Mr Medcraft endorsed the statement by Middleton J that:
'A director is an essential component of corporate governance. Each director is placed at the apex of the structure of direction and management of the company. The higher the office that is held by a person, the greater the responsibility that falls upon him or her. The role of a director is significant as their actions may have a profound effect on the community, and not just shareholders, employees and creditors.'
The Chairman said the case also highlighted the danger of boards uncritically relying on management, or the auditors.
‘Each member of the board must bring and apply their own skills and knowledge when declaring financial statements are true and fair,’ he said.
‘This is not a responsibility company boards can delegate or merely rubber stamp. It’s not good enough for directors to just be present.’
Mr Medcraft said there was a minimum standard of boardroom participation that directors must meet. This means the key elements of a company’s financial position are something directors should understand and be able to communicate accurately to the market.
‘Directors are an important gatekeeper for our markets. The community expects them to take their responsibilities seriously, and discharge their duties carefully,’ Mr Medcraft said.
‘This case makes clear directors’ responsibilities to apply their skills and knowledge to the financial statements of the company.

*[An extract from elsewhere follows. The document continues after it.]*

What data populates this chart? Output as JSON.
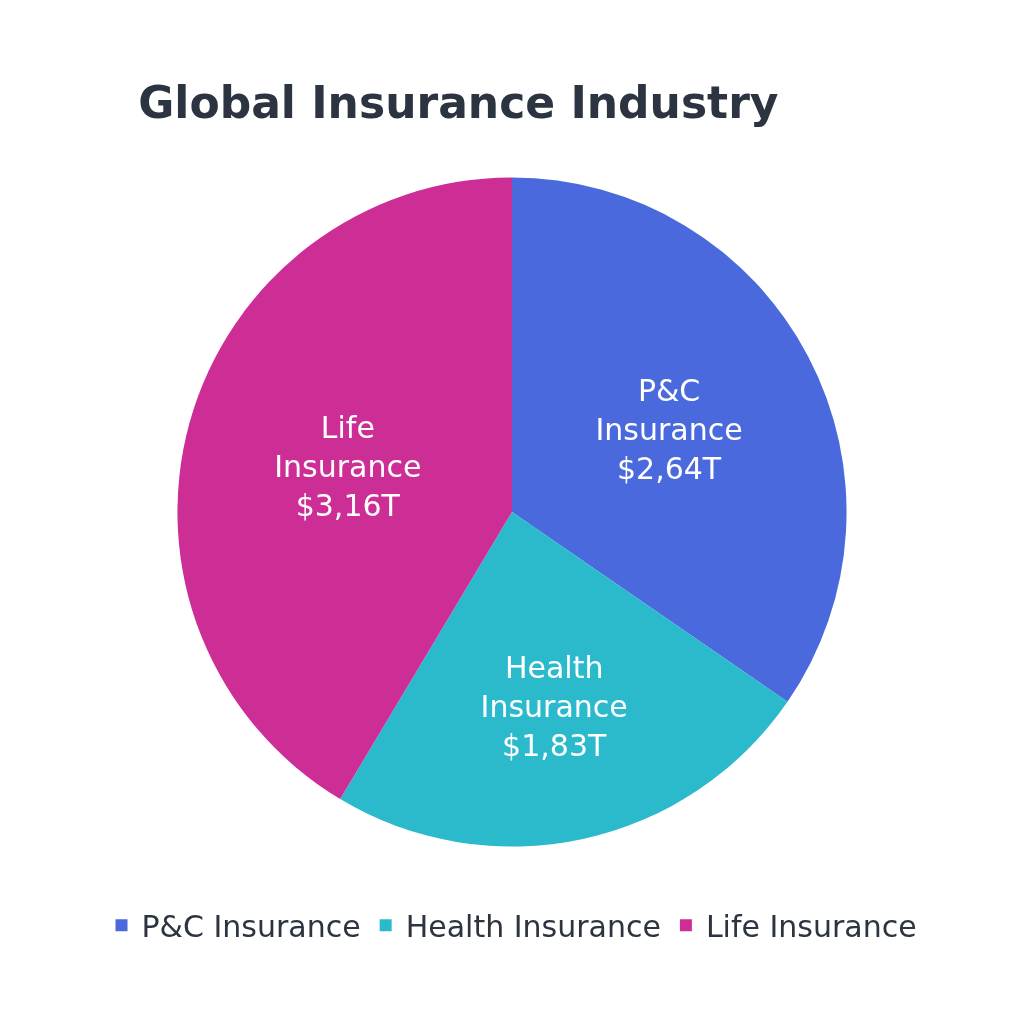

‘The Court found that Centro’s directors fell short of the minimum standard of boardroom participation. It is not unrealistic to expect that these standards should be met.’
Mr Medcraft said ASIC would continue its consistent approach to enforcing the law.
‘We will continue to take on the big and difficult cases, when we think it’s in the public interest. The public would expect nothing less,’ he said.
A penalty hearing is to be scheduled.
ASIC alleged that the seven directors of Centro Properties Group and Centro Retail Group failed to discharge their duties with due care and diligence in approving the financial reports for Centro Properties Ltd, Centro Property Trust, and Centro Retail Trust for the year ended 30 June 2007.
ASIC also contended that the directors, and the former chief financial officer, knew that the entities had very significant short-term interest bearing liabilities, and should have known that these liabilities were incorrectly classified in the 2007 financial reports.
The defendants to ASIC’s civil penalty action were:
Mr Brian Healey, former Chairman and non-executive director
Mr Andrew Thomas Scott, former Chief Executive Officer (CEO) and Managing Director
Mr Samuel Kavourakis, a former non-executive director
Mr James William Hall, a non-executive director
Mr Paul Ashley Cooper, a non-executive director
Mr Peter Graham Goldie, a former non-executive director
Mr Louis Peter Wilkinson, a former non-executive director; and
Mr Romano George Nenna, former CFO.
ASIC sought orders to disqualify the directors and officers from managing corporations and asked the Court to impose pecuniary penalties on them.
At the commencement of the trial Mr Nenna filed an Amended Defence admitting most of ASIC’s allegations against him.